Wallabies vice-captain Will Genia has revealed the contents of the player-led half-time spray which spurred the Wallabies to victory the last time they faced Argentina.
Coach Michael Cheika said post-match he was ready to deliver some home truths as his side trailed 13-10 in Canberra, only for the leadership group to have taken care of the matter before he walked in the door.
Genia happily admitted he was one of the leaders with steam spouting from his ears as he walked into the sheds.
The halfback rates it as one of the biggest sprays he has dished, with his eyes firmly focused on the forward pack’s sloppy breakdown work in the first 40 minutes.
"It'd be up there, because I remember when I was coming in I was just filthy because as a halfback you don't like having to dig for the ball or getting bumped off the ball,” he said.
“We spoke about that as an area that they were going to come at off the back of the Boks giving it to us in Perth,”
"But it wasn't about me, it was more the fact that I knew if we could get that right as a team, we could function, we could get a result, we could start playing some good rugby and get some enjoyment out of it.
"That was more the motivation for the spray more than anything else.”
Genia made a concerted effort to address the breakdown presence before the Wallabies faced the Springboks in Bloemfontein last weekend and the service he was able to provide flyhalf Bernard Foley was far cleaner throughout.
“Since then I have been trying to get around individuals in the warm-up, making sure they know that's what I expect from them,” he said.
“That's what I want, that's what, as a team, we need and putting that responsibility on the forwards to make sure they deliver that.”
For Genia, attaining consistently clean ball unlocks a backline that can score points against any defence in the world.
“That is the key - if we're good with our carries, (have) nice long ball placement, we’re accurate around the breakdown - the shape and structure we want to play with is good enough to take apart any team,” he said.

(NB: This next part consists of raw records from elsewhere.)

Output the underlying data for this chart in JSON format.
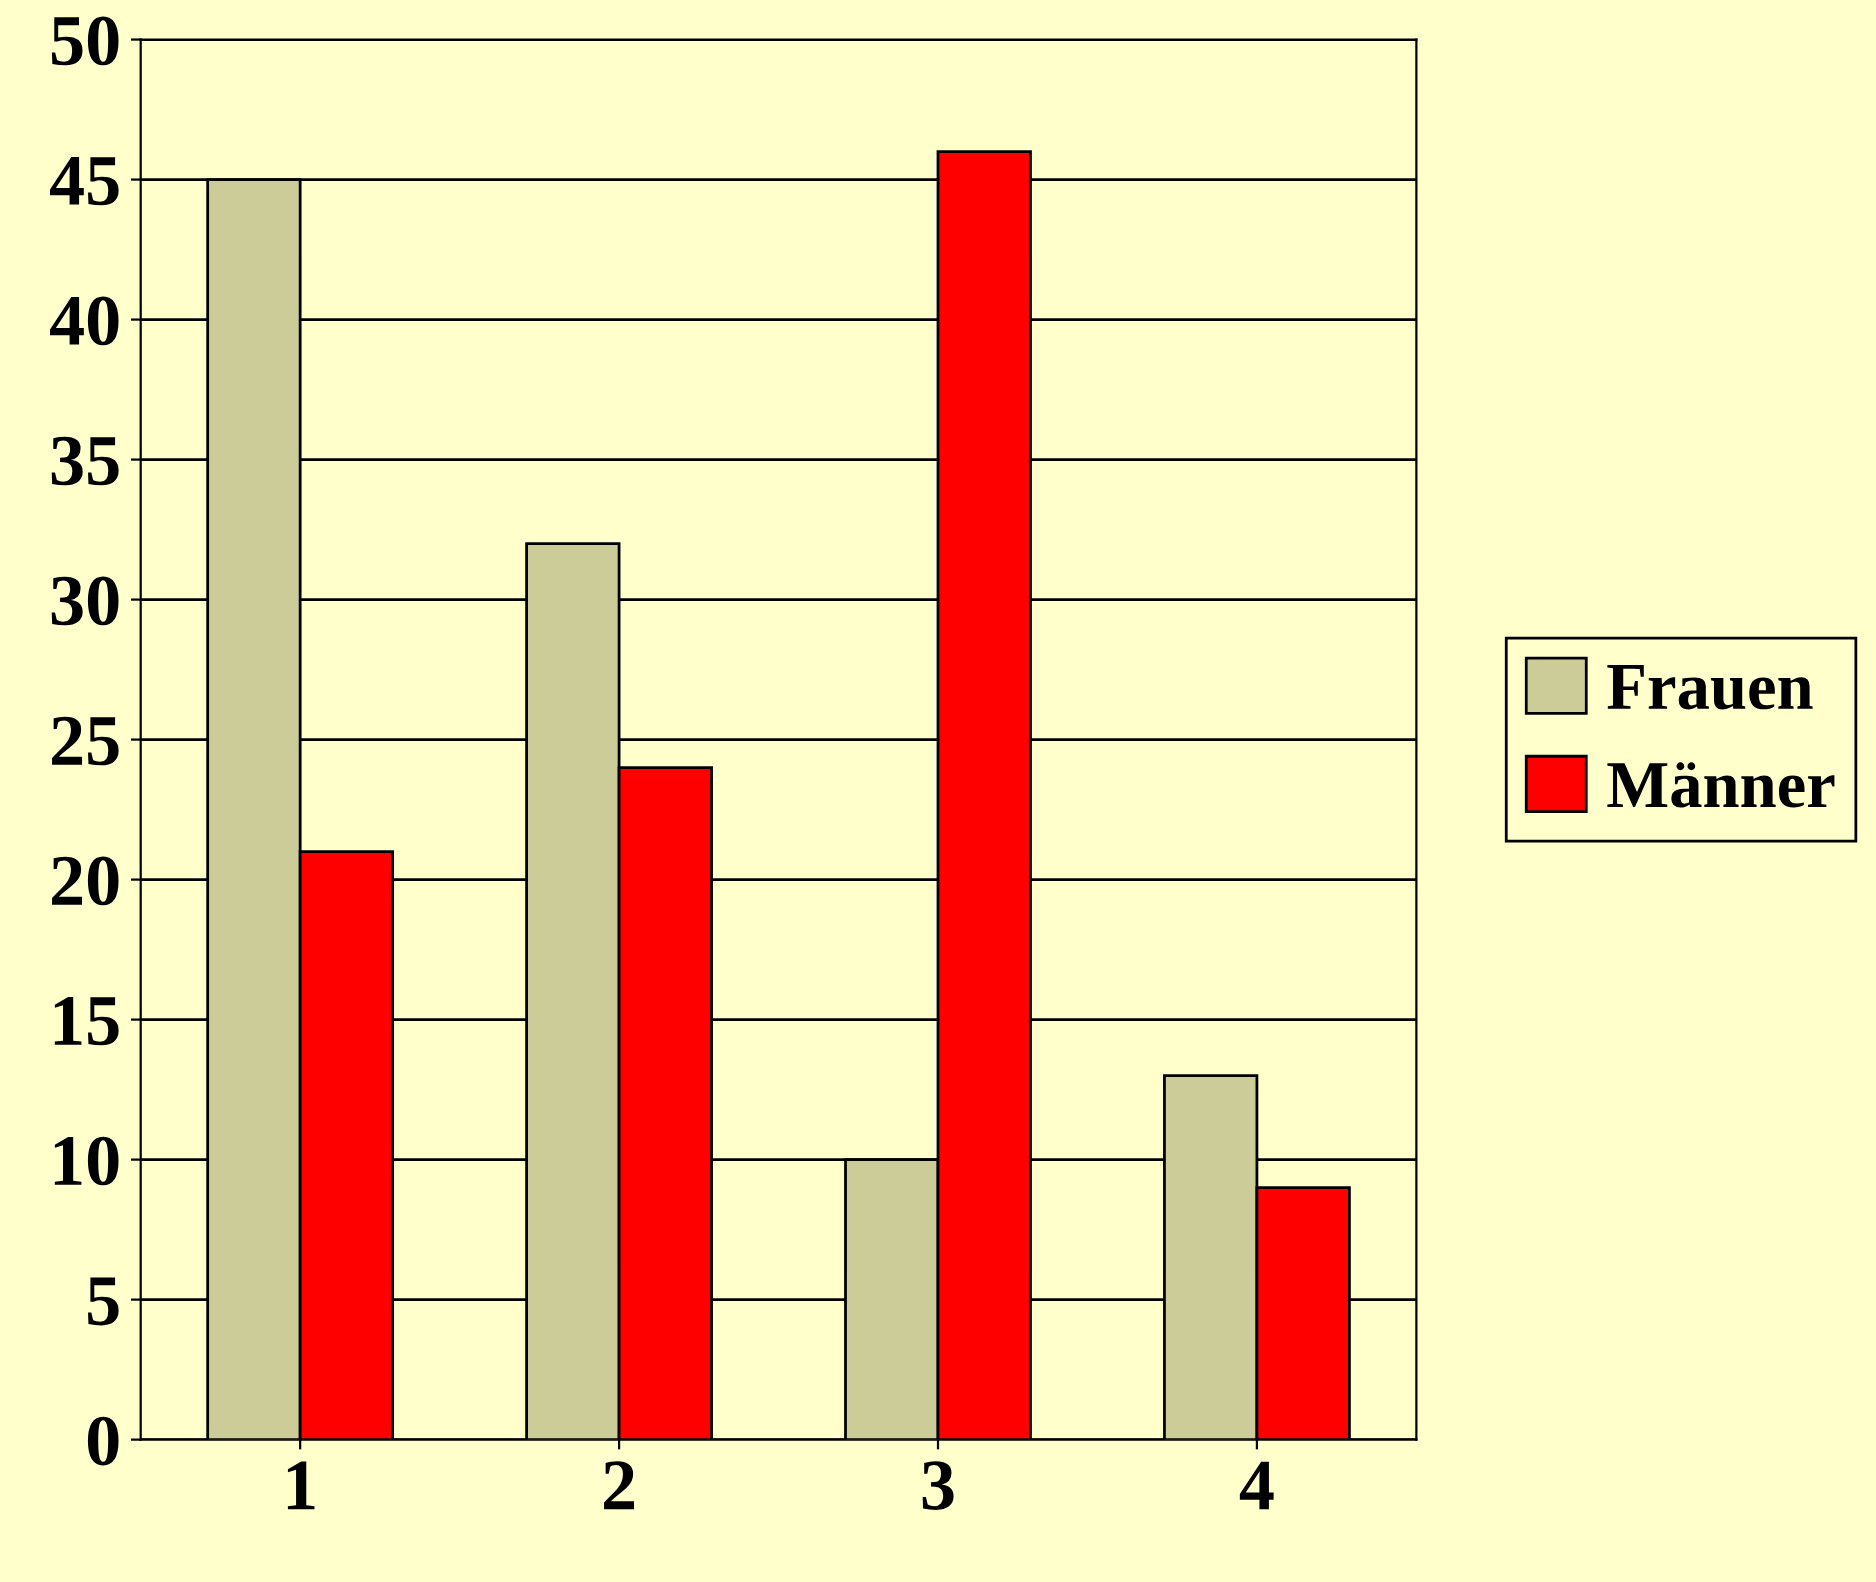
{
  "chart_data": {
    "type": "bar",
    "categories": [
      "1",
      "2",
      "3",
      "4"
    ],
    "series": [
      {
        "name": "Frauen",
        "color": "#cccc99",
        "values": [
          45,
          32,
          10,
          13
        ]
      },
      {
        "name": "Männer",
        "color": "#ff0000",
        "values": [
          21,
          24,
          46,
          9
        ]
      }
    ],
    "ylim": [
      0,
      50
    ],
    "yticks": [
      0,
      5,
      10,
      15,
      20,
      25,
      30,
      35,
      40,
      45,
      50
    ],
    "grid": "y",
    "legend": "right"
  }
}
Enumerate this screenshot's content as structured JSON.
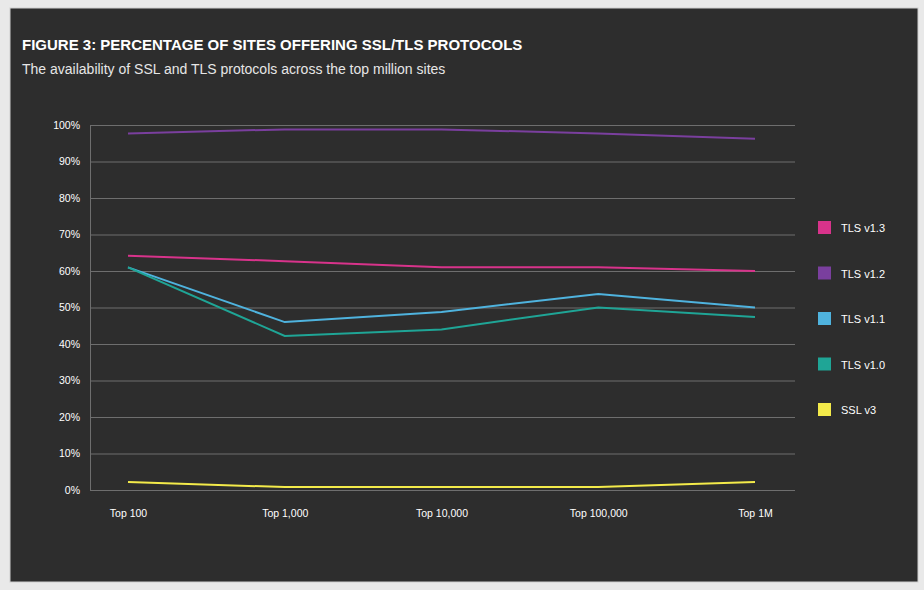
{
  "chart_data": {
    "type": "line",
    "title": "FIGURE 3: PERCENTAGE OF SITES OFFERING SSL/TLS PROTOCOLS",
    "subtitle": "The availability of SSL and TLS protocols across the top million sites",
    "categories": [
      "Top 100",
      "Top 1,000",
      "Top 10,000",
      "Top 100,000",
      "Top 1M"
    ],
    "series": [
      {
        "name": "TLS v1.3",
        "color": "#d8338b",
        "values": [
          64.2,
          62.7,
          61,
          61,
          60
        ]
      },
      {
        "name": "TLS v1.2",
        "color": "#7a3f9e",
        "values": [
          97.7,
          98.8,
          98.8,
          97.7,
          96.2
        ]
      },
      {
        "name": "TLS v1.1",
        "color": "#4fb3de",
        "values": [
          61,
          46,
          48.8,
          53.7,
          50
        ]
      },
      {
        "name": "TLS v1.0",
        "color": "#1fa596",
        "values": [
          61,
          42.2,
          44,
          50,
          47.4
        ]
      },
      {
        "name": "SSL v3",
        "color": "#f3ea4a",
        "values": [
          2.2,
          0.8,
          0.8,
          0.8,
          2.2
        ]
      }
    ],
    "ylim": [
      0,
      100
    ],
    "yticks": [
      {
        "value": 0,
        "label": "0%"
      },
      {
        "value": 10,
        "label": "10%"
      },
      {
        "value": 20,
        "label": "20%"
      },
      {
        "value": 30,
        "label": "30%"
      },
      {
        "value": 40,
        "label": "40%"
      },
      {
        "value": 50,
        "label": "50%"
      },
      {
        "value": 60,
        "label": "60%"
      },
      {
        "value": 70,
        "label": "70%"
      },
      {
        "value": 80,
        "label": "80%"
      },
      {
        "value": 90,
        "label": "90%"
      },
      {
        "value": 100,
        "label": "100%"
      }
    ],
    "grid": true,
    "legend": "right"
  }
}
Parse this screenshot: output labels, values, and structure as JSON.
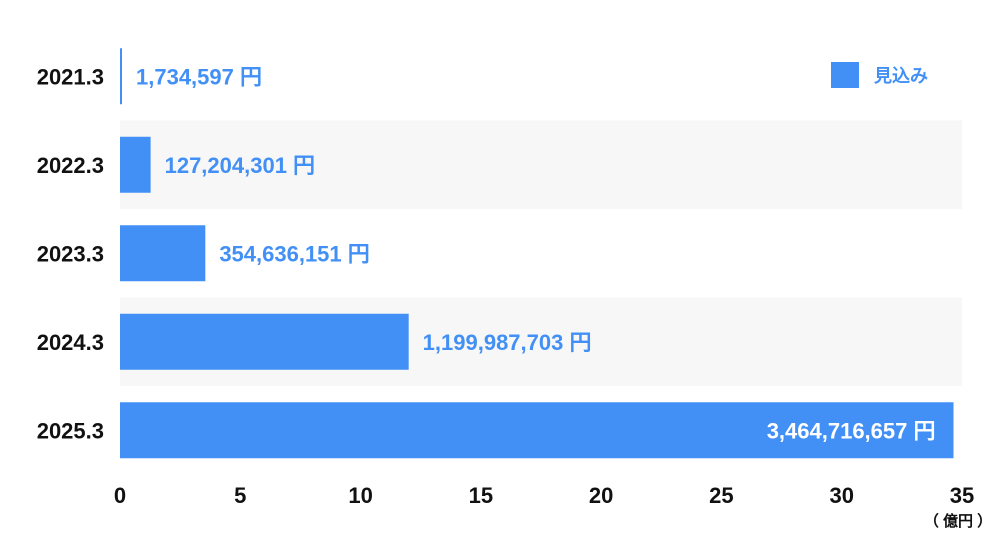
{
  "colors": {
    "bar": "#4290f5",
    "label_outside": "#4290f5",
    "label_inside": "#ffffff",
    "band_light": "#f7f7f7",
    "band_white": "#ffffff",
    "axis_text": "#111111"
  },
  "chart_data": {
    "type": "bar",
    "orientation": "horizontal",
    "categories": [
      "2021.3",
      "2022.3",
      "2023.3",
      "2024.3",
      "2025.3"
    ],
    "values": [
      0.01734597,
      1.27204301,
      3.54636151,
      11.99987703,
      34.64716657
    ],
    "value_labels": [
      "1,734,597 円",
      "127,204,301 円",
      "354,636,151 円",
      "1,199,987,703 円",
      "3,464,716,657 円"
    ],
    "x_ticks": [
      "0",
      "5",
      "10",
      "15",
      "20",
      "25",
      "30",
      "35"
    ],
    "xlim": [
      0,
      35
    ],
    "unit_label": "（ 億円 ）",
    "series": [
      {
        "name": "見込み",
        "color": "#4290f5"
      }
    ],
    "legend_position": "top-right",
    "grid": false
  }
}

“With the way that we play the game if they can deliver that for us and give us that platform, more often than not we are going to win games because of them, not because of individual brilliance in the backs or things like that.
“If you look at the times we have played well, it's about (the forwards) carrying well up the middle and giving us good, clean, quick ball and the backs taking advantage of whatever space that creates.”
Genia expects a high octane, breakdown-centric approach from Argentina as they have one last crack at breaking their 2017 Rugby Championship duck.
“They feel like we're the team they can beat, that we're the team they're the most chance of beating, I don't think I'm wrong in saying that,” he said.
"They always come out against us looking to play a high-tempo game when they have ball in hand, run us around, offloads, and putting a lot of pressure on the breakdown to disrupt our attack.
"The key for us is not sitting back waiting for that to happen but confronting it from the moment we start.
"That's a challenge, in Canberra we weren't good enough in that area, we've got to make sure we're proactive, not reactive.”
Australia takes on Argentina in Mendoza on Sunday October 8, kicking off at 9:40am AEDT LIVE on FOX SPORTS.